Football Coach Fired for Praying Gets His Job Back

Plus, the school agrees to pay a settlement of $1.8 million.

AP Photo/Ted S. Warren
Joseph Kennedy, a former assistant football coach at a Washington high school, in March, 2022. AP Photo/Ted S. Warren

A football coach in Bremerton, Washington, Joseph Kennedy, will be given back his job and have $1.8 million in legal fees paid by the school district as the Supreme Court rules that it’s a violation of religious liberty to prohibit praying after games.

In 2015, Mr. Kennedy, an assistant football coach at Bremerton High School, engaged in prayer alone on the field. When students asked if they could join, he welcomed them, without mandating participation or retaliating against those who abstained.

“Lord,” Mr. Kennedy says in his prayer. “I thank you for these kids and the blessing you’ve given me with them. We believe in the game, we believe in competition, and we can come into it as rivals and leave as brothers.” This was once standard sportsmanship in an America that put “In God We Trust” on its currency.

The school district told Mr. Kennedy to cease and desist. When he refused, he was placed on administrative leave and then fired. With backing from the First Liberty Institute, he began the drive through the courts to defend his stance.

Mr. Kennedy also had strong community support protecting his blindside. At a 2016 game, as he defied the school board, players from his team and rival Centralia High School, a member of the Washington legislature, and what the Seattle Times described as “a huge crowd” knelt on the 50-yard line with him in prayer.

“Tolerance” is a sacrament for the dominant political culture which, since it skews to the secular left, is often hostile to the religious while requiring them to not just tolerate things that run counter to their beliefs but to join in vocal celebration of them — a form of compelled speech.

The First Amendment respects the liberties of all citizens, beginning with the words, “Congress shall make no law respecting an establishment of religion, or prohibiting the free exercise thereof…” The Constitution also bans religious tests.

In a six to three decision, the Supreme Court ruled for Coach Kennedy. “Both the Free Exercise and Free Speech Clauses of the First Amendment,” Associate Justice Neil Gorsuch wrote for the majority, “protect expressions like Mr. Kennedy’s.”

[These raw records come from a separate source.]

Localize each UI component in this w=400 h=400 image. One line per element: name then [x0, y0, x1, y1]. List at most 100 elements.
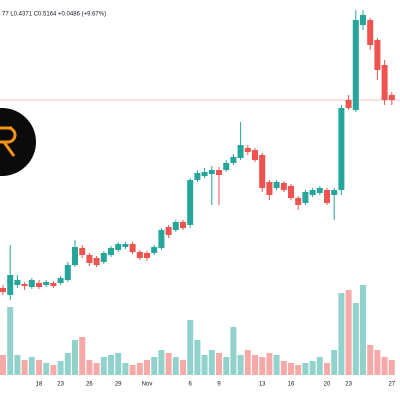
volume-bar [302, 363, 309, 375]
candle-body [57, 278, 64, 283]
candle-body [324, 190, 330, 203]
volume-bar [223, 357, 230, 375]
x-tick-label: Nov [142, 382, 153, 388]
volume-bar [331, 350, 338, 375]
volume-bar [108, 355, 114, 375]
logo-glyph [0, 126, 17, 157]
candle-body [122, 244, 129, 247]
volume-bar [266, 353, 273, 375]
candle-body [144, 253, 150, 258]
volume-bar [72, 340, 78, 375]
candle-body [129, 244, 136, 252]
candle-body [201, 172, 208, 176]
candle-body [381, 65, 388, 100]
logo-circle [0, 108, 36, 176]
volume-bar [21, 360, 28, 375]
candle-body [0, 288, 6, 292]
x-tick-label: 9 [217, 382, 221, 388]
candle-body [7, 275, 14, 295]
candle-body [388, 95, 395, 100]
volume-bar [201, 355, 208, 375]
volume-bar [129, 365, 136, 375]
volume-bar [36, 360, 42, 375]
candle-body [295, 198, 302, 205]
candle-body [50, 283, 57, 286]
volume-bar [208, 350, 215, 375]
logo [0, 108, 36, 176]
candle-body [259, 155, 266, 188]
volume-bar [230, 327, 237, 375]
volume-bar [259, 357, 266, 375]
x-tick-label: 6 [189, 382, 193, 388]
candle-body [223, 163, 230, 170]
x-tick-label: 20 [324, 382, 331, 388]
volume-bar [309, 361, 316, 375]
candle-body [93, 258, 100, 265]
candle-body [86, 255, 93, 263]
x-tick-label: 23 [57, 382, 64, 388]
plot: 18 23 26 29 Nov 6 9 13 16 20 23 27 [0, 10, 400, 388]
candle-body [72, 247, 78, 265]
volume-bar [194, 340, 201, 375]
x-tick-label: 23 [345, 382, 352, 388]
volume-bar [50, 365, 57, 375]
candle-body [21, 284, 28, 286]
volume-bar [158, 350, 165, 375]
volume-bar [345, 290, 352, 375]
volume-bar [165, 353, 172, 375]
volume-bar [360, 285, 366, 375]
volume-bar [79, 337, 86, 375]
x-tick-label: 27 [388, 382, 395, 388]
candle-body [180, 222, 186, 228]
volume-bar [374, 350, 381, 375]
volume-bar [216, 353, 222, 375]
candle-body [158, 230, 165, 248]
volume-bar [43, 363, 50, 375]
candle-body [115, 244, 122, 250]
volume-bar [122, 363, 129, 375]
volume-bar [64, 353, 71, 375]
candle-body [136, 252, 143, 258]
candle-body [252, 150, 258, 160]
candle-body [273, 182, 280, 188]
candle-body [108, 248, 114, 255]
volume-bar [144, 360, 150, 375]
volume-bar [7, 307, 14, 375]
candle-body [367, 20, 374, 45]
volume-bar [187, 320, 194, 375]
candle-body [288, 186, 294, 198]
volume-bar [180, 360, 186, 375]
candle-body [244, 148, 251, 152]
volume-bar [381, 357, 388, 375]
x-tick-label: 29 [115, 382, 122, 388]
volume-bar [288, 363, 294, 375]
volume-bar [14, 355, 21, 375]
x-tick-label: 26 [86, 382, 93, 388]
volume-bar [367, 345, 374, 375]
candle-body [28, 280, 35, 287]
volume-bar [388, 360, 395, 375]
volume-bar [244, 350, 251, 375]
candle-body [360, 15, 366, 25]
volume-bar [0, 355, 6, 375]
x-tick-label: 18 [36, 382, 43, 388]
candle-body [374, 40, 381, 70]
candle-body [302, 192, 309, 203]
volume-bar [93, 363, 100, 375]
candle-body [14, 280, 21, 285]
x-tick-label: 16 [288, 382, 295, 388]
volume-bar [352, 303, 359, 375]
volume-bar [237, 355, 244, 375]
candle-body [194, 173, 201, 180]
candle-body [316, 188, 323, 193]
candle-body [79, 248, 86, 255]
candle-body [338, 108, 345, 190]
x-tick-label: 13 [259, 382, 266, 388]
ohlc-info: 77 L0.4371 C0.5164 +0.0486 (+9.67%) [2, 12, 106, 18]
candle-body [172, 222, 179, 230]
candle-body [208, 170, 215, 174]
candle-body [100, 253, 107, 262]
volume-bar [100, 357, 107, 375]
candle-body [230, 157, 237, 163]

The Establishment Clause, Justice Gorsuch said, doesn’t “require the government to single out private religious speech for special disfavor. The Constitution and the best of our traditions counsel mutual respect and tolerance, not censorship and suppression, for religious and nonreligious views alike.”

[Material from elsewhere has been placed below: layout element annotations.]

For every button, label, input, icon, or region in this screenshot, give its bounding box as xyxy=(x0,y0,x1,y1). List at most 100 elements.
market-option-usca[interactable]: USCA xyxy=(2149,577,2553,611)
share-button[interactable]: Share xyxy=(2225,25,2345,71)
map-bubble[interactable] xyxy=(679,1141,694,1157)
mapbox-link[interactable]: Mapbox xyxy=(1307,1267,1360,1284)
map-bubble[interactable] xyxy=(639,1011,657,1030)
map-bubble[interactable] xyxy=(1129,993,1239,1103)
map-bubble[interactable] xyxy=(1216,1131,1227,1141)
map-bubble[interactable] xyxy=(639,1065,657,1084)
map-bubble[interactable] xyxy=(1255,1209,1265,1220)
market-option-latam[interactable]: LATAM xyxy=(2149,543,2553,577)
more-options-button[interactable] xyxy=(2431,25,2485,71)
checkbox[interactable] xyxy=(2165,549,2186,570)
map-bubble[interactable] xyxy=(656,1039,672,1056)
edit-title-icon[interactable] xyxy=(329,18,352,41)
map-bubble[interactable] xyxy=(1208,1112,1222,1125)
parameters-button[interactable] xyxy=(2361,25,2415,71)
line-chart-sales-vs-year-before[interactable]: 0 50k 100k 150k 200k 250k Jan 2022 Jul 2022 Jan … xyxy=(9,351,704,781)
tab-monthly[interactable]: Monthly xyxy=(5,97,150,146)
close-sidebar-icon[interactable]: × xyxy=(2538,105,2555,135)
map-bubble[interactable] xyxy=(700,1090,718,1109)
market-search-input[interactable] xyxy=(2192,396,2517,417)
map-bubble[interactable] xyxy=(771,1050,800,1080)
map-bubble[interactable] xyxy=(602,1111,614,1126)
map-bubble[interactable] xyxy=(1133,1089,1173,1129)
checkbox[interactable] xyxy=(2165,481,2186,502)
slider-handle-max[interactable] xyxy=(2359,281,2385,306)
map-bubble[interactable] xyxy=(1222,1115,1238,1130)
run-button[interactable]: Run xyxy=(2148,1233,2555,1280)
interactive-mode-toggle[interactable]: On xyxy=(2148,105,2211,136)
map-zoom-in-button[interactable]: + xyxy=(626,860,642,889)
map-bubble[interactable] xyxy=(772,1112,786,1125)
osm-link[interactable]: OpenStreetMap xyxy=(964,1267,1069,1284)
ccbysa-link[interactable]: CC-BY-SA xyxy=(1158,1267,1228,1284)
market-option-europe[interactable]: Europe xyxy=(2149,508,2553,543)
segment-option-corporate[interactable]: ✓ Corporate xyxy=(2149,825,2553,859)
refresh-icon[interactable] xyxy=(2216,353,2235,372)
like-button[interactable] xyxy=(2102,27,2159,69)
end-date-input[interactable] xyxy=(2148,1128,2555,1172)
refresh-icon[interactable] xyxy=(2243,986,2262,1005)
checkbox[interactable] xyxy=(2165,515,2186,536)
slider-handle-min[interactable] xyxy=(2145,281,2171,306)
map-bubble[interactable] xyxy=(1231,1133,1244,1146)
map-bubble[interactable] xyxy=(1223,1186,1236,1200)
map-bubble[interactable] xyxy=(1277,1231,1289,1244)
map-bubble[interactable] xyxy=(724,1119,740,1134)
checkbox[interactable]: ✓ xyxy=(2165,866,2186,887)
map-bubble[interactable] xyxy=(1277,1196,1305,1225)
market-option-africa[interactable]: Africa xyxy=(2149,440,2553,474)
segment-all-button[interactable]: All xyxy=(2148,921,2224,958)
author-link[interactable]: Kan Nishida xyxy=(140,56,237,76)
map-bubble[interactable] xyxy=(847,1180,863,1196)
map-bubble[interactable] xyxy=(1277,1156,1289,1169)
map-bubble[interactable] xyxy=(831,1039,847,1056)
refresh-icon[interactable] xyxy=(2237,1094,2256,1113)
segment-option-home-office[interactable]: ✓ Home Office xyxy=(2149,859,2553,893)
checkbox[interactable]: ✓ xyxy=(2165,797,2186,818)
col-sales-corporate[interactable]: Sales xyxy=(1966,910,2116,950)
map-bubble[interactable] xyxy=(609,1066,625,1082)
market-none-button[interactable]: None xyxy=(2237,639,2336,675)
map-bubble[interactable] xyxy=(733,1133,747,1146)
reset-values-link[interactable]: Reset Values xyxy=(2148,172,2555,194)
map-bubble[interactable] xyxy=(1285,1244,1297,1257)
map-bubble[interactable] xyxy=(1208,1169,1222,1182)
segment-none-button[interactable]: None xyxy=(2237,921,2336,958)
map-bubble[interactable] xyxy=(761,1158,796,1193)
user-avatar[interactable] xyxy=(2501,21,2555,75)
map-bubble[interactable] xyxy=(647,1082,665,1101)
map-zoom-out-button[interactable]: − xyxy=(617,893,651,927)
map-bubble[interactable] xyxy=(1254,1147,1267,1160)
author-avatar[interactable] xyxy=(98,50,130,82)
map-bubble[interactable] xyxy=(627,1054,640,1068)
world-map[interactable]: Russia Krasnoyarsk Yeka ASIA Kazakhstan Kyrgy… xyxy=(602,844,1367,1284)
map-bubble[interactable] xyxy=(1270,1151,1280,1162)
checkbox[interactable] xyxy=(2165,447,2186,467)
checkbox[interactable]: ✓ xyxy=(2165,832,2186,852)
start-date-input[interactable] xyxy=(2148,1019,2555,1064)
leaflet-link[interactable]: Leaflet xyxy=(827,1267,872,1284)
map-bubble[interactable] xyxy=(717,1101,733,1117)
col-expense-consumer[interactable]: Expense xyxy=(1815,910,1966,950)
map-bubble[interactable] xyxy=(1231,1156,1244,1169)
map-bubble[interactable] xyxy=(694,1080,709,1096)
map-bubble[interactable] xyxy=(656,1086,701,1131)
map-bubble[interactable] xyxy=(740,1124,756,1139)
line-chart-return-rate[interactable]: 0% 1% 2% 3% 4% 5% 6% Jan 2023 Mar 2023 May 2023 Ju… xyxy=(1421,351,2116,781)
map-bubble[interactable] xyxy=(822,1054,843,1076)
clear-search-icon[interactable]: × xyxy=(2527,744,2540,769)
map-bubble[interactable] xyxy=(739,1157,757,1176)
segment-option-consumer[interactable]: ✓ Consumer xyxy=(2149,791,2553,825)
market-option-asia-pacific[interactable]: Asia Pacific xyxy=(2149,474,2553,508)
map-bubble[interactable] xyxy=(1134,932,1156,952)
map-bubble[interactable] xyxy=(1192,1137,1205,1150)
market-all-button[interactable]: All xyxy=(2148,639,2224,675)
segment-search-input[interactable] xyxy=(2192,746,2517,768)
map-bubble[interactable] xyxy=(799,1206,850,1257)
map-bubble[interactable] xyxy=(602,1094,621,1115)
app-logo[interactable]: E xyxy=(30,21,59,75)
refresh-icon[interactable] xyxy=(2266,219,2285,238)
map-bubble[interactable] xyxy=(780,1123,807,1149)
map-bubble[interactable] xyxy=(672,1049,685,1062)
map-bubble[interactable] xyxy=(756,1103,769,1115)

After agreeing to abide by the ruling, the school board president, Alyson Rotter, said they looked forward “to moving past the distraction” to “focus on what matters most: Providing our children the best education possible.”

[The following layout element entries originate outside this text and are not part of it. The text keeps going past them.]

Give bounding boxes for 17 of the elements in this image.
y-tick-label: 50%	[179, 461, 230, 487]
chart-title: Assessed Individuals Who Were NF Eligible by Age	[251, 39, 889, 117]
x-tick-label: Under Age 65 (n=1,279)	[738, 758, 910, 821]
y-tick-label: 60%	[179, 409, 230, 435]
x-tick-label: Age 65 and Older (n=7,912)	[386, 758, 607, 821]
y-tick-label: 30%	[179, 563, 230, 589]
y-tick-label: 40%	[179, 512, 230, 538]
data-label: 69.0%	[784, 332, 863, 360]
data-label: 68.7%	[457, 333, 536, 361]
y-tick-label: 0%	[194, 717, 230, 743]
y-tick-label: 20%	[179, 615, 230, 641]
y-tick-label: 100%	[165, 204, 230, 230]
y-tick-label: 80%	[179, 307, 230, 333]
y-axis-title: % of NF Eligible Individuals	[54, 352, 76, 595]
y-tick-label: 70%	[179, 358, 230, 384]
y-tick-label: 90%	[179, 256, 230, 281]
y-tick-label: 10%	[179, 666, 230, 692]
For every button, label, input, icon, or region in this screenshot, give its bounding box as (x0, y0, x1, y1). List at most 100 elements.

One interpretation of the ruling is that Mr. Kennedy was fulfilling that higher academic calling by being a quiet role model, and then offering his players the opportunity to tend to their spiritual health as well as their mental and physical wellbeing.

On the nation’s other coast, the Democratic mayor of New York City has lamented that students have paid the price for sawing the religious leg off this three-pronged stool of education. “When we took prayers out of schools,” he said, “guns came into schools.”

This came closer to government violating the Establishment Clause, but Mr. Adams remained defiant. “Don’t tell me about no ‘separation of church and state,’” he said, referring to President Jefferson’s formulation in a private letter, language that appears nowhere in the Constitution.

“State is the body,” Mr. Adams said. “Church is the heart. You take the heart out of the body, the body dies. I can’t separate my belief because I’m an elected official. When I walk, I walk with God. When I talk, I talk with God. When I put policies in place, I put them in with a Godlike approach to them. That’s who I am.”

It’s who Mr. Kennedy is, too, and the 9 have affirmed that he’s free to be that man. “I always taught my kids to do what’s right,” he said, “and fight for what you believe in.” Long after lectures on fractions and physics have faded, that lesson will linger — a living encounter with the Constitution that no dogeared textbook could hope to match.